# Texas snapper



## Brad King (Sep 30, 2007)

Had some decent weather finally last Saturday. Decided to do something different besides chase the trout and reds. I called a guy i builta couple rods for and he gave me a few State water snapper #'s. Anyway we headed out spent about 2 hours drifting in 48ft of water.

Managed a few snaps and a box full of White trout (they call em sand trout over here) Anyway left em biting to go find reds and trout.LOL

Just a quick picture I took on my camera phone that day to send back to my boss who was stepping into a meeting that the three of us were all supposed to be in!

Not a bad day of playing hooky!!!










:letsdrink


----------



## nb&twil (Oct 2, 2007)

what part of texas? do you live there?

and good day of hookey ineed!


----------



## Brad King (Sep 30, 2007)

I have been in Kemah for about a year now. It's about 20 minutes north of Galveston.

I have been here for work. I still have my house in Gulf Breeze, and hoping to get back home soon.


----------



## Brad King (Sep 30, 2007)

heres a few more of a week or so ago.

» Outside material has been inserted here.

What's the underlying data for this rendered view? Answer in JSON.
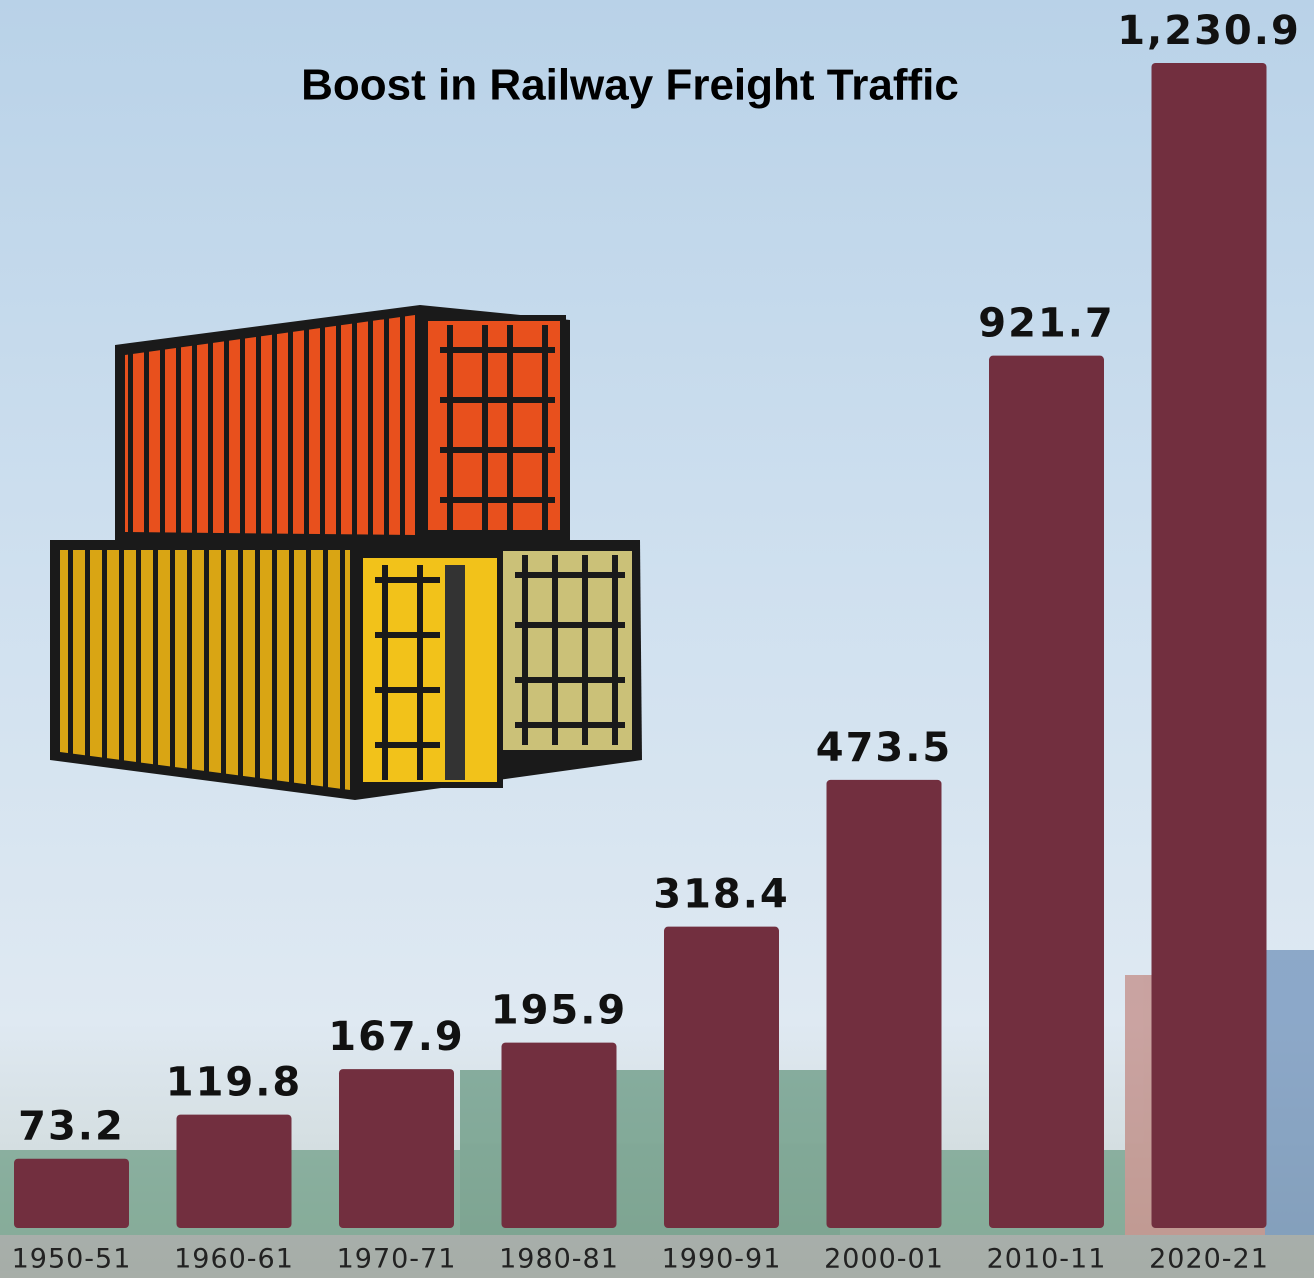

Going in for a quite wade in moses lake


----------



## Ultralite (Oct 1, 2007)

well there you go man...nice catch over there...i know you readand see pictures all the time from back home so, youwent out andgot yourself some...good pictures for a cell and good timing on the meeting...thanks for the report...


----------



## Clay-Doh (Oct 2, 2007)

Sweet Job Glory Boy!!!!


----------



## Brad King (Sep 30, 2007)

Thanks alot......It felt good to get over on the "MAN" for once.LOL


----------